Question
Fin 3311 Mini Test #2(Chapters 9 and 10) Tobin College of Business Due Date:Nov. 15, 2017.Print out and turn in your answer in class on
Fin 3311
Mini Test #2(Chapters 9 and 10)
Tobin College of Business
Due Date:Nov. 15, 2017.Print out and turn in your answer in class on Wednesday
**You should be able to do this in under I hour.Please do all your work using Excel.Before you print your results from Excel, click "view" and make sure that the page break ("page break view") is set correctly (simply drag your mouse) so that the entire width of the document is printed.Be sure to write down your name.If you have multiple pages, please staple them.
Dr. K. Matthew WongStudent Name: _______________________
Chapman Machine Shop is considering a four-year project to improve its production efficiency. Buying and installing a new machine press for $620,000 will result in annual revenue increase of $421000.However, the cost of operation (COGS, SG&A, etc.) will increase by $210000 per year.Last month, Chapman also spent $15000 to analyze the best location to place this new machine press.The press falls in the MACRS 5-year class, and it will have a salvage value at the end of the project of $98,000. The MACRS rates are .2, .32, .192, .1152, .1152, and .0576 for Years 1 to 6, respectively.
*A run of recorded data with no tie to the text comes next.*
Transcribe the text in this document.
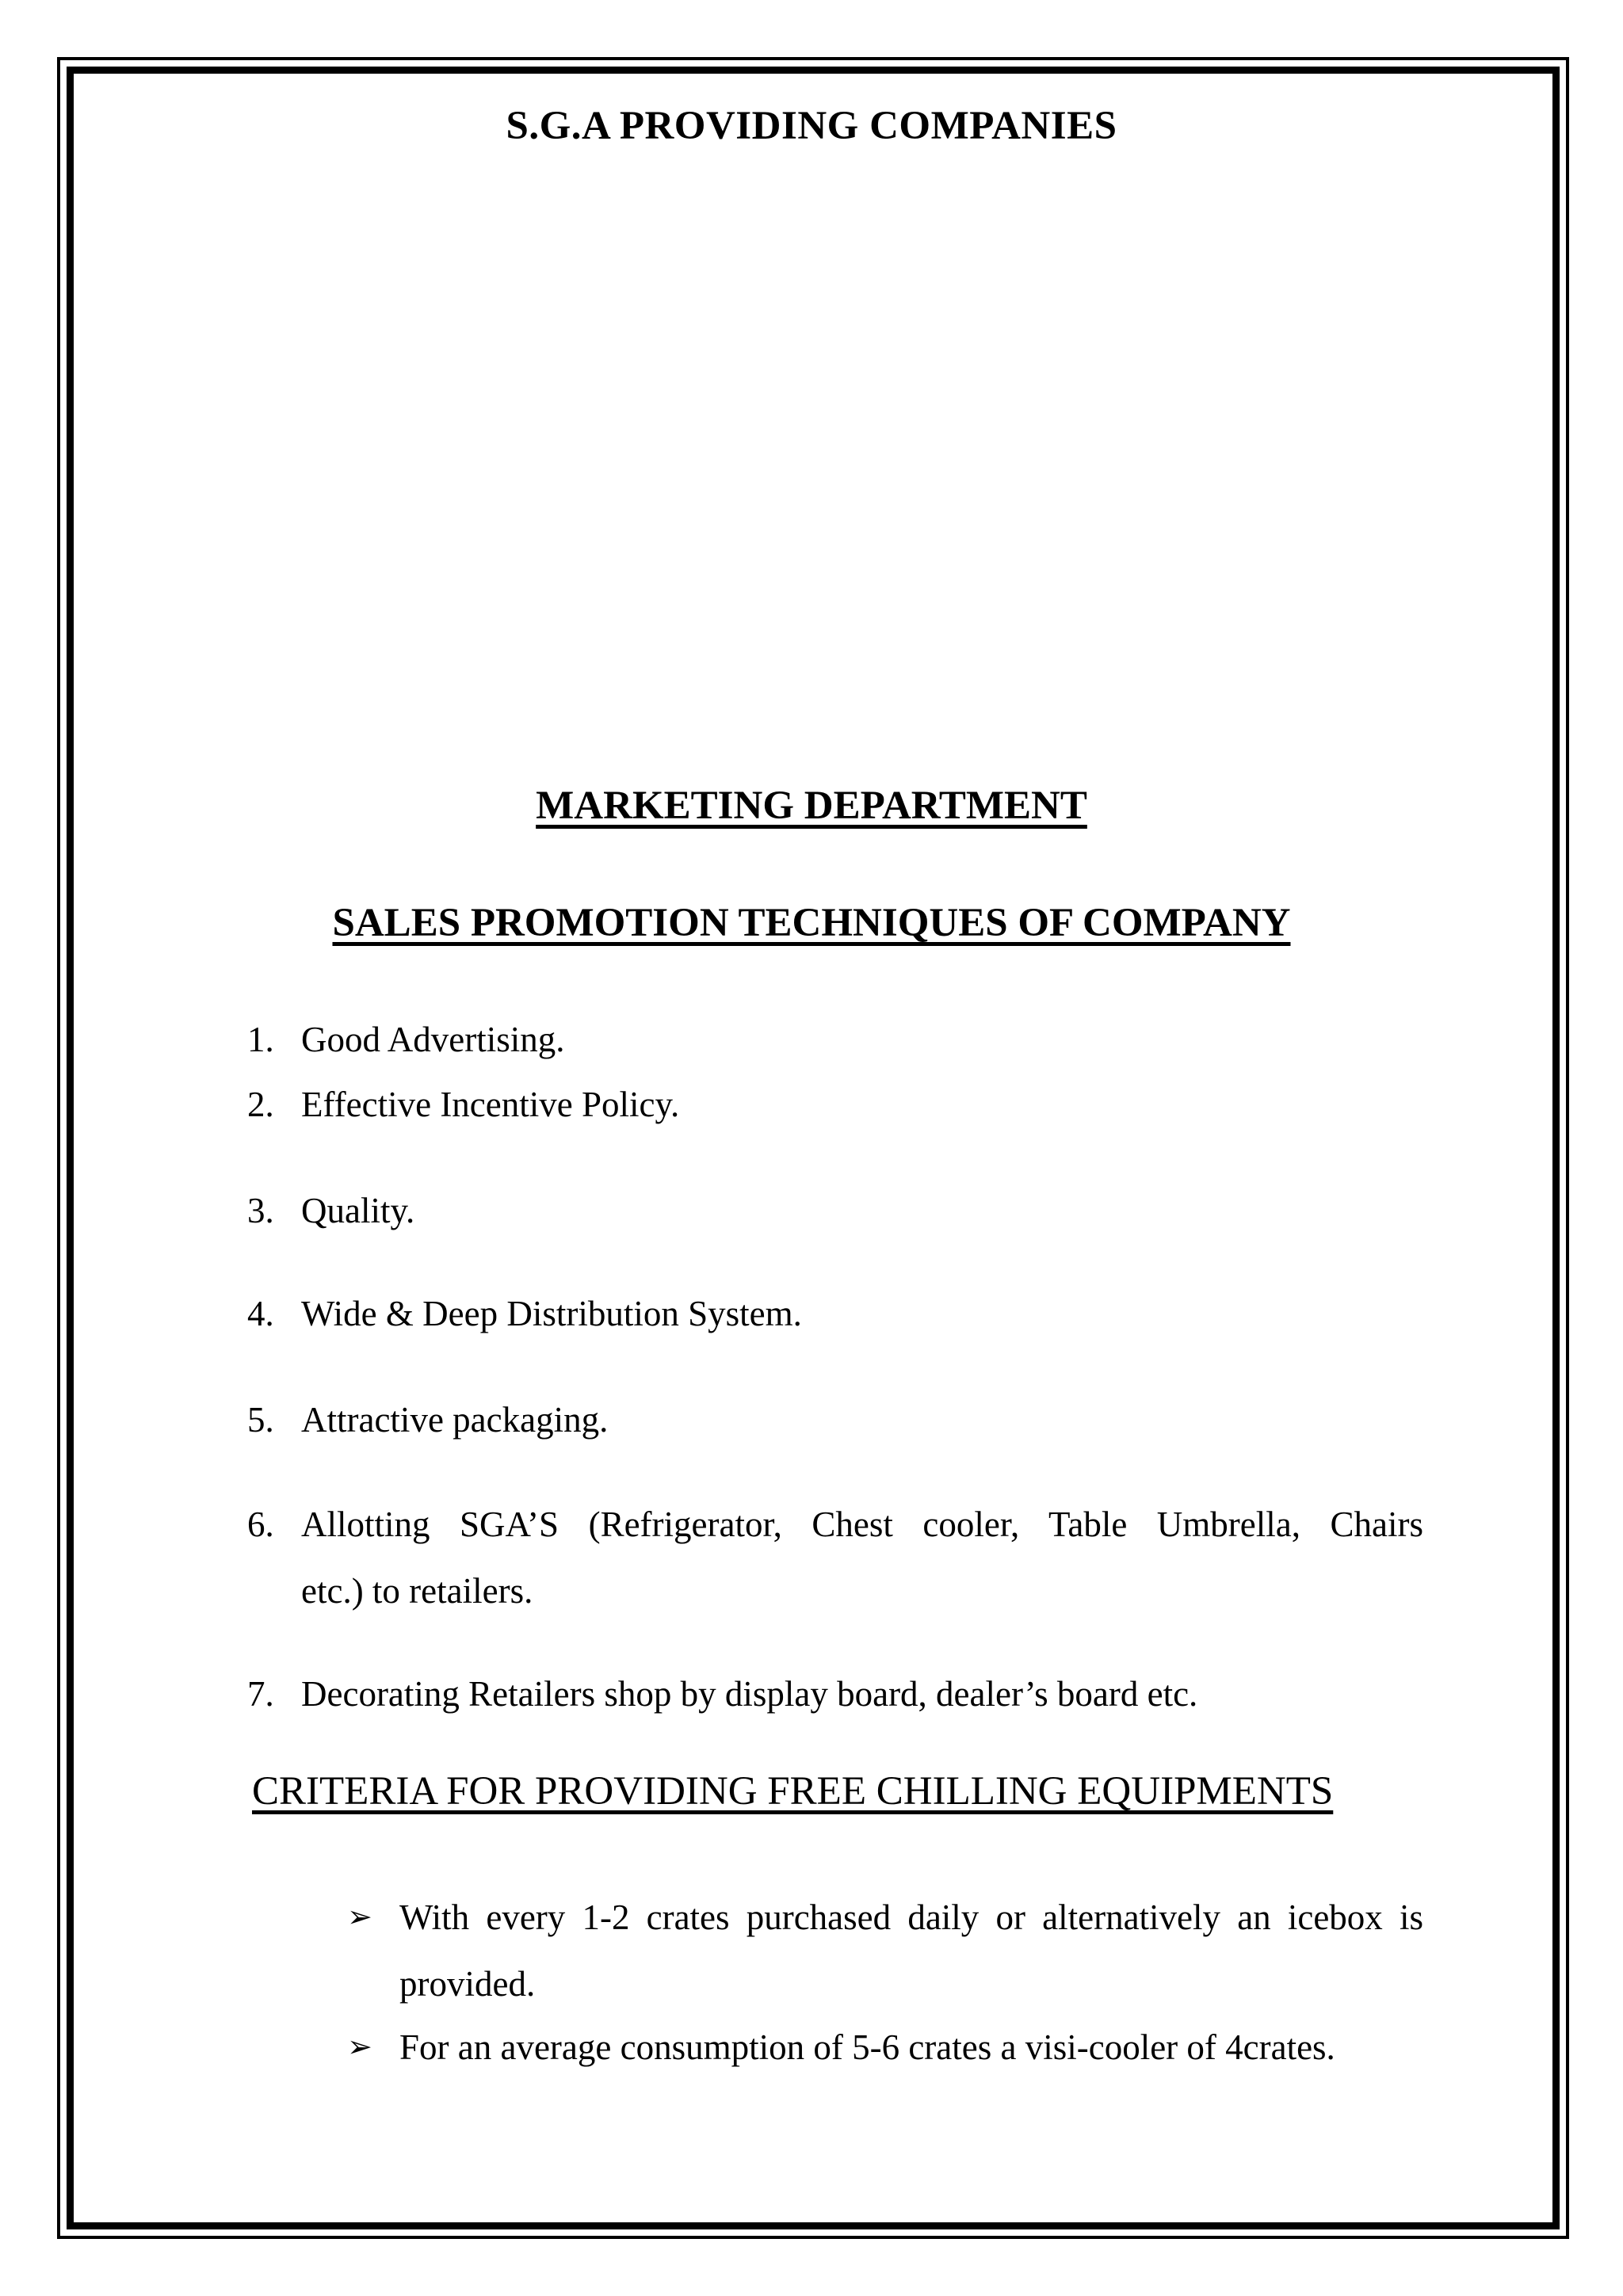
S.G.A PROVIDING COMPANIES
MARKETING DEPARTMENT
SALES PROMOTION TECHNIQUES OF COMPANY
1. Good Advertising.
2. Effective Incentive Policy.
3. Quality.
4. Wide & Deep Distribution System.
5. Attractive packaging.
6. Allotting SGA’S (Refrigerator, Chest cooler, Table Umbrella, Chairs
etc.) to retailers.
7. Decorating Retailers shop by display board, dealer’s board etc.
CRITERIA FOR PROVIDING FREE CHILLING EQUIPMENTS
➢ With every 1-2 crates purchased daily or alternatively an icebox is
provided.
➢ For an average consumption of 5-6 crates a visi-cooler of 4crates.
Also, the press requires an initial investment in spare parts inventory of $20,000, along with an additional $3,600 in inventory for each succeeding year of the project. In addition, account receivables and account payables are projected to increase initially by $6000 and $2000 respectively, with no further increases in subsequent years.All other working capital accounts will stay the same as before.The inventory, account receivables and account payables will return to its original level when the project ends. The shop's tax rate is 35 percent and its project discount rate is 11 percent.
Should the firm buy and install the machine press? Display the relevant cash flows and compute NPV, IRR, and PI in Excel to inform your decision.